Ao fundo do palco, uma casa de pés de madeira altos, aparentemente frágil, onde cabem tecidos, portas, instrumentos musicais. Cá em baixo, nas duas laterais, os intérpretes perfilam-se, antes de iniciarem um desfile estranho, um movimento que depressa denuncia que estas figuras não são bem humanas, movem-se de outra maneira, mais próxima dos abutres. O som é encantatório, que sugere vida sem velocidade, uma quase-dança que só aqui existe.

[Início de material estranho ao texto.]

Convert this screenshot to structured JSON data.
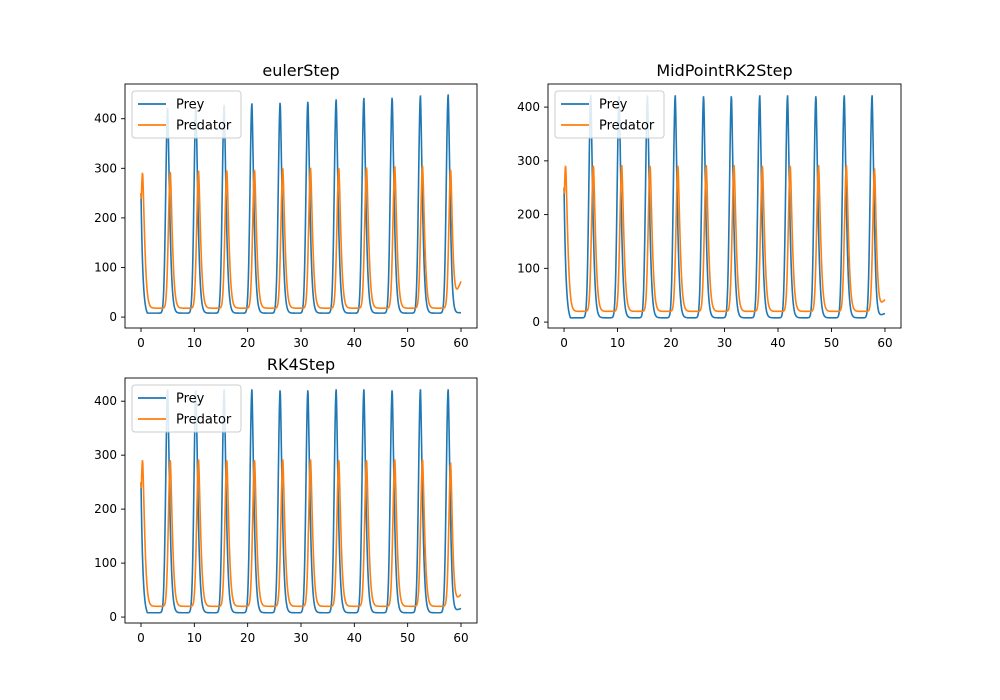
{
  "chart_data": [
    {
      "type": "line",
      "title": "eulerStep",
      "xlabel": "",
      "ylabel": "",
      "xlim": [
        -3,
        63
      ],
      "ylim": [
        -22,
        470
      ],
      "xticks": [
        0,
        10,
        20,
        30,
        40,
        50,
        60
      ],
      "yticks": [
        0,
        100,
        200,
        300,
        400
      ],
      "grid": false,
      "legend_position": "upper-left",
      "series": [
        {
          "name": "Prey",
          "color": "#1f77b4",
          "start_value": 250,
          "end_value": 9,
          "peak_times": [
            5.0,
            10.3,
            15.6,
            20.8,
            26.1,
            31.3,
            36.6,
            41.8,
            47.1,
            52.4,
            57.6
          ],
          "peak_values": [
            422,
            425,
            428,
            431,
            434,
            436,
            439,
            442,
            444,
            447,
            449
          ],
          "trough_value": 8
        },
        {
          "name": "Predator",
          "color": "#ff7f0e",
          "start_value": 250,
          "end_value": 72,
          "peak_times": [
            0.3,
            5.5,
            10.8,
            16.1,
            21.3,
            26.6,
            31.8,
            37.1,
            42.3,
            47.6,
            52.8,
            58.1
          ],
          "peak_values": [
            292,
            294,
            295,
            297,
            298,
            300,
            301,
            302,
            303,
            304,
            305,
            306
          ],
          "trough_value": 18
        }
      ]
    },
    {
      "type": "line",
      "title": "MidPointRK2Step",
      "xlabel": "",
      "ylabel": "",
      "xlim": [
        -3,
        63
      ],
      "ylim": [
        -11,
        443
      ],
      "xticks": [
        0,
        10,
        20,
        30,
        40,
        50,
        60
      ],
      "yticks": [
        0,
        100,
        200,
        300,
        400
      ],
      "grid": false,
      "legend_position": "upper-left",
      "series": [
        {
          "name": "Prey",
          "color": "#1f77b4",
          "start_value": 250,
          "end_value": 16,
          "peak_times": [
            5.0,
            10.3,
            15.6,
            20.8,
            26.1,
            31.3,
            36.6,
            41.8,
            47.1,
            52.4,
            57.6
          ],
          "peak_values": [
            422,
            422,
            422,
            422,
            422,
            422,
            422,
            422,
            422,
            422,
            422
          ],
          "trough_value": 8
        },
        {
          "name": "Predator",
          "color": "#ff7f0e",
          "start_value": 250,
          "end_value": 42,
          "peak_times": [
            0.3,
            5.5,
            10.8,
            16.1,
            21.3,
            26.6,
            31.8,
            37.1,
            42.3,
            47.6,
            52.8,
            58.1
          ],
          "peak_values": [
            292,
            292,
            292,
            292,
            292,
            292,
            292,
            292,
            292,
            292,
            292,
            292
          ],
          "trough_value": 20
        }
      ]
    },
    {
      "type": "line",
      "title": "RK4Step",
      "xlabel": "",
      "ylabel": "",
      "xlim": [
        -3,
        63
      ],
      "ylim": [
        -11,
        443
      ],
      "xticks": [
        0,
        10,
        20,
        30,
        40,
        50,
        60
      ],
      "yticks": [
        0,
        100,
        200,
        300,
        400
      ],
      "grid": false,
      "legend_position": "upper-left",
      "series": [
        {
          "name": "Prey",
          "color": "#1f77b4",
          "start_value": 250,
          "end_value": 16,
          "peak_times": [
            5.0,
            10.3,
            15.6,
            20.8,
            26.1,
            31.3,
            36.6,
            41.8,
            47.1,
            52.4,
            57.6
          ],
          "peak_values": [
            422,
            422,
            422,
            422,
            422,
            422,
            422,
            422,
            422,
            422,
            422
          ],
          "trough_value": 8
        },
        {
          "name": "Predator",
          "color": "#ff7f0e",
          "start_value": 250,
          "end_value": 42,
          "peak_times": [
            0.3,
            5.5,
            10.8,
            16.1,
            21.3,
            26.6,
            31.8,
            37.1,
            42.3,
            47.6,
            52.8,
            58.1
          ],
          "peak_values": [
            292,
            292,
            292,
            292,
            292,
            292,
            292,
            292,
            292,
            292,
            292,
            292
          ],
          "trough_value": 20
        }
      ]
    }
  ]
}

Estamos, afinal de contas, num novo território criado pelo Teatro Griot, estamos n’O Riso dos Necrófagos, título do novo espectáculo da companhia (que está em cena na Culturgest de terça a sexta, às 20h), que gerou um programa que ultrapassa o palco e que se compõe por uma conversa online entre Zia Soares e Raquel Lima, investigadora de estudos pós-coloniais chamada Que Ritual Entre a Vida e a Morte? E ainda Utopia Machim — Resistência no Lugar dos Tempos, a decorrer dia 27 de Abril, às 18h30, na Culturgest, com moderação e intervenção de Beatriz Gomes Dias (professora e deputada no Assembleia da República eleita pelo Bloco de Esquerda, bem como candidata do mesmo partido à Câmara Municipal de Lisboa para as próximas eleições autárquicas), Inocência da Mata (professora e investigadora são-tomense do Centro de Estudos Comparatistas da Faculdade de Letras da Universidade de Lisboa), Miguel de Barros (sociólogo guineense e membro do Conselho para o Desenvolvimento da Investigação em Ciências Sociais em África) e António Pinto Ribeiro (investigador e programador cultural, que tem seguido o trabalho do Griot desde o início).

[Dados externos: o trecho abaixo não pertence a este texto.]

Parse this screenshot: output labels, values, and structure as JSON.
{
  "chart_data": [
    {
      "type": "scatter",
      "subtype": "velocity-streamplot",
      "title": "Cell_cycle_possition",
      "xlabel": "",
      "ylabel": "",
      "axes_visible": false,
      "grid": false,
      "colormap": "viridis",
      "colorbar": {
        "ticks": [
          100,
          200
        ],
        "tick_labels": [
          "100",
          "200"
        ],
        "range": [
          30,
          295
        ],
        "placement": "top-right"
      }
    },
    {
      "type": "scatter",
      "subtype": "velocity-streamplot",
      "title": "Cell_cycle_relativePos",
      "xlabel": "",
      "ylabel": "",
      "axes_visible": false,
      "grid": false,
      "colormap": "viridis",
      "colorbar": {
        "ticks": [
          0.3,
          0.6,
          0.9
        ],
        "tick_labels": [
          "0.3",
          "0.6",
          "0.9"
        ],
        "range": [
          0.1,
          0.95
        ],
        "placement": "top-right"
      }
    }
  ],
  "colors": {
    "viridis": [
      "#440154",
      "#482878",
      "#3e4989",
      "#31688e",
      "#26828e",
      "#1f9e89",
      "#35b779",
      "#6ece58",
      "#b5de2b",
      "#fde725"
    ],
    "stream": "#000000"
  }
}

A mais recente criação do Griot — com direcção de Zia Soares — serve-se, como ponto de partida, da Guerra da Trindade (também conhecida por Massacre de Batepá), um conflito que decorreu em 1953 em São Tomé e Príncipe e que culminou com o assassinato de um número ainda hoje incerto de cidadãos locais — aponta-se por volta de 500 pessoas — ainda antes do deflagrar concreto da Guerra Colonial. Os corpos foram jogados ao mar ou depositados em valas comuns, tudo porque alguns forros (grupo etnocultural dominante nas ilhas de São Tomé e Príncipe) se recusaram a trabalhar nas roças de cacau e de café. Atualmente, a 3 de fevereiro, é feriado nacional em São Tomé e Príncipe, dia de celebração ritualística, uma espécie de trajeto onde os vivos homenageiam os mortos.